考虑到异常恢复起来需要一些时间,会为重试队列设置多个重试级别,每个重试级别都有与之对应的重新投递延时,重试次数越多投递延时就越大。延迟级别有以下18个级别,依次递增。重试级别为1则表示延时5S,为2则表示10S。每消费失败一次,重试级别+1
private String messageDelayLevel = "1s 5s 10s 30s 1m 2m 3m 4m 5m 6m 7m 8m 9m 10m 20m 30m 1h 2h";
当重试级别大于0时,即需要延迟处理时,RocketMQ对于重试消息的处理是先保存至Topic名称为“SCHEDULE_TOPIC_XXXX”的延迟队列中,队列ID为对应的延迟级别 -1。后台定时任务按照对应的时间进行Delay后重新保存至“%RETRY%+consumerGroup”的重试队列中。关于重试和定时队列的相关内容会单独开一篇文章进行详细分析。这里暂不多说。
提交offset
偏移量提交是通过OffsetStore的updateOffset()方法实现的。OffsetStore默认有两个实现类,LocalFileOffsetStore和RemoteBrokerOffsetStore分别对应广播消费模式和集群消费模式,广播消费模式时offset是存储在消费者本地的,而集群模式时通过broker端对消费进度进行统一管理。
两种模式下都是先将offset存储到本地的Map结构中,然后会定时调用持久化方法将offset持久化,只不过LocalFileOffsetStore是直接保存到本地文件中,而RemoteBrokerOffsetStore是将offset保存到Borker端。默认每10秒持久化一次
private ConcurrentMap<MessageQueue, AtomicLong> offsetTable =
new ConcurrentHashMap<MessageQueue, AtomicLong>();
@Override
public void updateOffset(MessageQueue mq, long offset, boolean increaseOnly) {
if (mq != null) {
AtomicLong offsetOld = this.offsetTable.get(mq);
if (null == offsetOld) {
offsetOld = this.offsetTable.putIfAbsent(mq, new AtomicLong(offset));
}
if (null != offsetOld) {
if (increaseOnly) {
MixAll.compareAndIncreaseOnly(offsetOld, offset);
} else {
offsetOld.set(offset);
}
}
}
}
关于offset的值
前面消费结果处理方法分析中已经介绍了,当一批消息消费结束后,需要从processQueue中删除该批消息,并返回processQueue中删除该批消息后最小的消息offset值。假如processQueue中有offset分别为10,20,21,23,...的消息,其中taskA中的消息offset是20,当taskA结束后,会删除offset为20的消息,但是返回的offset不会是21,而是10。只有等offset为10的消息被消费完成后,才会用下一个最小的offset去更新比如21。
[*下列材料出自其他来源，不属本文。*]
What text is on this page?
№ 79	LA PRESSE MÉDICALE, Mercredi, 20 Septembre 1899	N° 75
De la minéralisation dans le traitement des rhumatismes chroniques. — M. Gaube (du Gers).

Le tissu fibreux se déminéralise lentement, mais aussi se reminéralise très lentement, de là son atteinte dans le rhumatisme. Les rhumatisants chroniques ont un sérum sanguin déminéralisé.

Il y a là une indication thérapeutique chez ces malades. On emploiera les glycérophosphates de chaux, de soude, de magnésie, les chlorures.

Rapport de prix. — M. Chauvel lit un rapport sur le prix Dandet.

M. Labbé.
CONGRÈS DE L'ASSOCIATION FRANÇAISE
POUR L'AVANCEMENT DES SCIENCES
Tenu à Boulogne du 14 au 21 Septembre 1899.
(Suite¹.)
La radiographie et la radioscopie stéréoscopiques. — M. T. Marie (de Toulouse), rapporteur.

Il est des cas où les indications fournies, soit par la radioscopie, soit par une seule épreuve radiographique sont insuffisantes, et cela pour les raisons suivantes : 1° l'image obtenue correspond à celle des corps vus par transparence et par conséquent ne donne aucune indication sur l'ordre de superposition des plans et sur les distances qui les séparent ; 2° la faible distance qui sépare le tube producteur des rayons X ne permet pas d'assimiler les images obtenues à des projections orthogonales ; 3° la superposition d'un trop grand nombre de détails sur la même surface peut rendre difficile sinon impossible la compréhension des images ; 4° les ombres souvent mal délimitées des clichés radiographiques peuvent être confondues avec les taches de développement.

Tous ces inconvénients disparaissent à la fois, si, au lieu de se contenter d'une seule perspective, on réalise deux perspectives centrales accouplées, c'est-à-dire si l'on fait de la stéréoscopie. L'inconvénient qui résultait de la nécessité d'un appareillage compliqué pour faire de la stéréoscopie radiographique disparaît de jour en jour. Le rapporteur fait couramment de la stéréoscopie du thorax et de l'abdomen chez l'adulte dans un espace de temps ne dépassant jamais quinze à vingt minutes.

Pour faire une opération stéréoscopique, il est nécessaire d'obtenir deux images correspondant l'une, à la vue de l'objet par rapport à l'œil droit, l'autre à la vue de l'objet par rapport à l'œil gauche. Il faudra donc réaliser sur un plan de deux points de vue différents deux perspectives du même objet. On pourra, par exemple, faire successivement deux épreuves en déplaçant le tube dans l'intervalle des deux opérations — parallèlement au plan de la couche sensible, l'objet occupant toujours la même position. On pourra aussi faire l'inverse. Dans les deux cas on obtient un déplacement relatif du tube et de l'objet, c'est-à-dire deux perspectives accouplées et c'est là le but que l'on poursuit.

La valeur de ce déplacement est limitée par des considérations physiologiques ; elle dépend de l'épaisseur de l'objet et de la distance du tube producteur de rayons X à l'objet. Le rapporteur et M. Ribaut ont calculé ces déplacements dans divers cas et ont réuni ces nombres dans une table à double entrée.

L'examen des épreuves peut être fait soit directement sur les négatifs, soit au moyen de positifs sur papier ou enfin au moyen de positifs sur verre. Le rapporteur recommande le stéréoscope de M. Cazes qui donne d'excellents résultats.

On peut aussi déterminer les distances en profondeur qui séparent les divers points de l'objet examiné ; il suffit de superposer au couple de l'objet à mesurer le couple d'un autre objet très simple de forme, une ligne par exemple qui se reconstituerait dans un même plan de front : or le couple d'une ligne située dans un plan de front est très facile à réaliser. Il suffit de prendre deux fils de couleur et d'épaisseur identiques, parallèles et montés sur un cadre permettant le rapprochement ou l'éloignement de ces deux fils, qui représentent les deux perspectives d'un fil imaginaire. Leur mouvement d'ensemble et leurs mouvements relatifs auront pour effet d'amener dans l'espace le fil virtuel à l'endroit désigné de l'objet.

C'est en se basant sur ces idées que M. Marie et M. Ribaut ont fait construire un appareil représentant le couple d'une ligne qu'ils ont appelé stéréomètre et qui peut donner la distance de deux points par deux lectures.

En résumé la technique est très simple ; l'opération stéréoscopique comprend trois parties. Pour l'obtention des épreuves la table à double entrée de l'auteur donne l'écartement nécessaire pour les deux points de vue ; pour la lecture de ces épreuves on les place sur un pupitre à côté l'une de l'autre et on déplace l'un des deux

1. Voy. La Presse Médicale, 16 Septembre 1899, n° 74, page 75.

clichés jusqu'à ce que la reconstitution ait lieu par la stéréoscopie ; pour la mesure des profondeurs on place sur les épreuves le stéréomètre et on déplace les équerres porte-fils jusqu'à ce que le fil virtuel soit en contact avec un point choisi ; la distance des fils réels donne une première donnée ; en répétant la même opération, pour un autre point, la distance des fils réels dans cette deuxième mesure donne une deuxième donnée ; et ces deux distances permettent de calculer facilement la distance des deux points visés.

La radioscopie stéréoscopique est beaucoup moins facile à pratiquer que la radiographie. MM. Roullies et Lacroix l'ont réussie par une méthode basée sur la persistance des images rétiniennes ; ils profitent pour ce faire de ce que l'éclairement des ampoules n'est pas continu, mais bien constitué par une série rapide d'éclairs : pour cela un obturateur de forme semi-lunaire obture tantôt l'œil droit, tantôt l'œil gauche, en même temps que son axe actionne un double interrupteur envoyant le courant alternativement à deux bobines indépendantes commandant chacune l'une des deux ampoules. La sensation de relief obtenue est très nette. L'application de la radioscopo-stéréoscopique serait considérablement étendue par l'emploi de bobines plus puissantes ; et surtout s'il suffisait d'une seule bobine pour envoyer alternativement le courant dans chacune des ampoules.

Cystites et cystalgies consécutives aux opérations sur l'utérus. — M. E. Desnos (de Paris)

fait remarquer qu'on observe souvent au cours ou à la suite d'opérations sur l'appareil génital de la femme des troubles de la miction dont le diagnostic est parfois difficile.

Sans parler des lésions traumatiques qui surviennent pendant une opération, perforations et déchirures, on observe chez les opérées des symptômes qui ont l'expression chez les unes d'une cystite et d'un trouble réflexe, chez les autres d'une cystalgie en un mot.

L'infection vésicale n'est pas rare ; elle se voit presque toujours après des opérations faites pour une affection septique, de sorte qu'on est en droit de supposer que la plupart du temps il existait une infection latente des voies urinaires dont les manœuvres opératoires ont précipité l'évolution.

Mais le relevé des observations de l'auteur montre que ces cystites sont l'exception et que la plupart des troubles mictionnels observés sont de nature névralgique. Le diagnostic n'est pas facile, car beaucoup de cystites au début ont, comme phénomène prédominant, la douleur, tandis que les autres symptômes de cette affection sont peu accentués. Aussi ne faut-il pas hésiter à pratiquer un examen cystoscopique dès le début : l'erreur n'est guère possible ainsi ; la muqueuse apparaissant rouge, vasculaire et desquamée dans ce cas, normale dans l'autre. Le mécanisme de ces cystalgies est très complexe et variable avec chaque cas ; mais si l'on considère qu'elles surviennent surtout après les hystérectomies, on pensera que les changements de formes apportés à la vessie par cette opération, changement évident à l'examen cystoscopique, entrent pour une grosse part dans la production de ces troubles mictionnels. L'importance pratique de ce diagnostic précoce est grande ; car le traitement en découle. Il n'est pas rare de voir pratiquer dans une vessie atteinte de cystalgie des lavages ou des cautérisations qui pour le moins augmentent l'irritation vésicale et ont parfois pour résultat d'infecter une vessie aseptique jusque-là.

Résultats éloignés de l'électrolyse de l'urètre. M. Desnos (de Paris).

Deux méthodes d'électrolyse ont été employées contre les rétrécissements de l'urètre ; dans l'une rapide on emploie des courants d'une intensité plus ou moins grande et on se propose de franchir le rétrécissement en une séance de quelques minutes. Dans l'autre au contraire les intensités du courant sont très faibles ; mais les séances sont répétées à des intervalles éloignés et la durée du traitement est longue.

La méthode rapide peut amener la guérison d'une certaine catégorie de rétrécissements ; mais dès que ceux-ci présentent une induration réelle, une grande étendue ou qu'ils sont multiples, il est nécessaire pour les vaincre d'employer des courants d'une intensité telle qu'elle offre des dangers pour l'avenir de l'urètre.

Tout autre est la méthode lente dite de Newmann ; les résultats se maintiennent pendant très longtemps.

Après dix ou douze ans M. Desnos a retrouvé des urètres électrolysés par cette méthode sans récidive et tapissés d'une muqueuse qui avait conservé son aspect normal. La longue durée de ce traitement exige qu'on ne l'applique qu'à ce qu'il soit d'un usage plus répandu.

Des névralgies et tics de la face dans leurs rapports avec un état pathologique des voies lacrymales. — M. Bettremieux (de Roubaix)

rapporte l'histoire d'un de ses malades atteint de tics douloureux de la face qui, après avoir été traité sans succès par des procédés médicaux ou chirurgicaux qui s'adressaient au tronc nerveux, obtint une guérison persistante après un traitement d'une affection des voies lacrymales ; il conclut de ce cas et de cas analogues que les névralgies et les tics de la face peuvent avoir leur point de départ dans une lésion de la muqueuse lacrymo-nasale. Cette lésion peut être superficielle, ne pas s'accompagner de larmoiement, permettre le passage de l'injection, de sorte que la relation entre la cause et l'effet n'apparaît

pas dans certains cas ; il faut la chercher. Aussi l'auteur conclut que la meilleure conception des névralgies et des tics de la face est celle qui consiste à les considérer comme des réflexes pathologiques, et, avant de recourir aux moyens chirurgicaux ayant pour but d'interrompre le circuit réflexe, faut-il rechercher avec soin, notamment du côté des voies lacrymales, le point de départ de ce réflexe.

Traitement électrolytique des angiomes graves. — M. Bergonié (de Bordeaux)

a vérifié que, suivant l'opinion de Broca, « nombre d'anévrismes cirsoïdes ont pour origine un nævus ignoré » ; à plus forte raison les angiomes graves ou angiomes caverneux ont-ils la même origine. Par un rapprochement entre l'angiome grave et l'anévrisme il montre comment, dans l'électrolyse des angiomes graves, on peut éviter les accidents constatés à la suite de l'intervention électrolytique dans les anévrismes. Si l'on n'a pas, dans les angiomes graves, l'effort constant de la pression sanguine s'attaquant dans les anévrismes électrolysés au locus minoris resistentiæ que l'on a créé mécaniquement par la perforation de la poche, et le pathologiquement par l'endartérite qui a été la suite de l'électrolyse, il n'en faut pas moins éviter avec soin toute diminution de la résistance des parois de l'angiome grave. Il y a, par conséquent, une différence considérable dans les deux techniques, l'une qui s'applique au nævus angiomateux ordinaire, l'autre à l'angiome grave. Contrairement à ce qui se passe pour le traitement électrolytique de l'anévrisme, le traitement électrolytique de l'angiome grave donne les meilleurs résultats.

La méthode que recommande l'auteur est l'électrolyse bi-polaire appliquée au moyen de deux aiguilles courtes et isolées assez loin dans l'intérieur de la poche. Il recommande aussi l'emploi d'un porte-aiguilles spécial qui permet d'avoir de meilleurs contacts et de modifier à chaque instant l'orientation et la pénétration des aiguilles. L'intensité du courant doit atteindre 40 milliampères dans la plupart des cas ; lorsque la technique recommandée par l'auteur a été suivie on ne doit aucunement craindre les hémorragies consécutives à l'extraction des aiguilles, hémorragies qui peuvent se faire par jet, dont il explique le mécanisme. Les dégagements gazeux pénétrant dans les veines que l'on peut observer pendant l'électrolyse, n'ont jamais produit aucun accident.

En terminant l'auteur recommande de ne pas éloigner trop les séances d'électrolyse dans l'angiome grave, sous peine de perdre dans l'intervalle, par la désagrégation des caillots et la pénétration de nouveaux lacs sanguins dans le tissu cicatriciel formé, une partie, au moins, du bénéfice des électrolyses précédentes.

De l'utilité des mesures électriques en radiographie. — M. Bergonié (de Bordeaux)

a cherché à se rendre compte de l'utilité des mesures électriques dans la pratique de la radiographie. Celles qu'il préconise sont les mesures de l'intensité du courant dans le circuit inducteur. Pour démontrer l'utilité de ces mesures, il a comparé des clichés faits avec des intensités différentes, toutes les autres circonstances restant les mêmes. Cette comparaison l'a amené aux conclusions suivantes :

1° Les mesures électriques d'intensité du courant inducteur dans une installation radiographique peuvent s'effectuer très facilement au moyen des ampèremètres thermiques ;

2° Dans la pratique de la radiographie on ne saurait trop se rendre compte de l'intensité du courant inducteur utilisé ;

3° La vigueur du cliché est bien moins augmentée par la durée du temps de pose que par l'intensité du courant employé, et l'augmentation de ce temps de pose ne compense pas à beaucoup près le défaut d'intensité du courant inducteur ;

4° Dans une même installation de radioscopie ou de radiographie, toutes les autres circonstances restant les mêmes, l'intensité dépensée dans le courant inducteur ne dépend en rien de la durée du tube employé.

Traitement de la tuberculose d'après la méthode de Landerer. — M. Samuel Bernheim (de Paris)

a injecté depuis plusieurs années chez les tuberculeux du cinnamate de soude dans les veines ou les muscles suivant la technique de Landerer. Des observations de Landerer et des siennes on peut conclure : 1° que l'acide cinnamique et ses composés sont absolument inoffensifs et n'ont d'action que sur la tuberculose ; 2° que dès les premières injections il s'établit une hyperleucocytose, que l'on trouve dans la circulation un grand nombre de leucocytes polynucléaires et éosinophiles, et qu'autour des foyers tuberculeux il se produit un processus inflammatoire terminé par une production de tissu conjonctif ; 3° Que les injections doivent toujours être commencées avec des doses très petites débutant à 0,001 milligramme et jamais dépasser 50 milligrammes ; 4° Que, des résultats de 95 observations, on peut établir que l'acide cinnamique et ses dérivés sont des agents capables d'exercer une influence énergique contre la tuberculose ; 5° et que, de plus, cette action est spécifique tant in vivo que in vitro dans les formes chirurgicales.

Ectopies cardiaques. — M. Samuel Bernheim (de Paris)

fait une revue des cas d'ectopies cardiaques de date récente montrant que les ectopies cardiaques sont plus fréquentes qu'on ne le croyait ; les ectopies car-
那么当offset为10的消息消费过程中由于死锁或者其它原因导致长时间阻塞,那么消息进度会无法向前推进。所以在拉取消息的时候如果processQueue中消息跨度大于限制值时,则延迟该队列的消息拉取。
- 消费者本地缓存消息跨度超过consumeConcurrentlyMaxSpan时,默认2000
顺序消费-ConsumeMessageOrderlyService
顺序消费和并发消费一样,也是通过submitConsumeRequest()方法将消息封装为ConsumeRequest任务并提交到线程池消费。
不过消息不会拆分,而是封装到一个ConsumeRequest任务中顺序消费。
ConsumeMessageOrderlyService$ConsumeRequest
public void run() {
if (this.processQueue.isDropped()) {
log.warn("run, the message queue not be able to consume, because it's dropped. {}", this.messageQueue);
return;
}
//消费时会对该消息队列加锁,因此一个消息队列同一时刻只会被一个线程访问,保证了同一个队列内部消费的顺序。
final Object objLock = messageQueueLock.fetchLockObject(this.messageQueue);
synchronized (objLock) {
if (MessageModel.BROADCASTING.equals(ConsumeMessageOrderlyService.this.defaultMQPushConsumerImpl.messageModel())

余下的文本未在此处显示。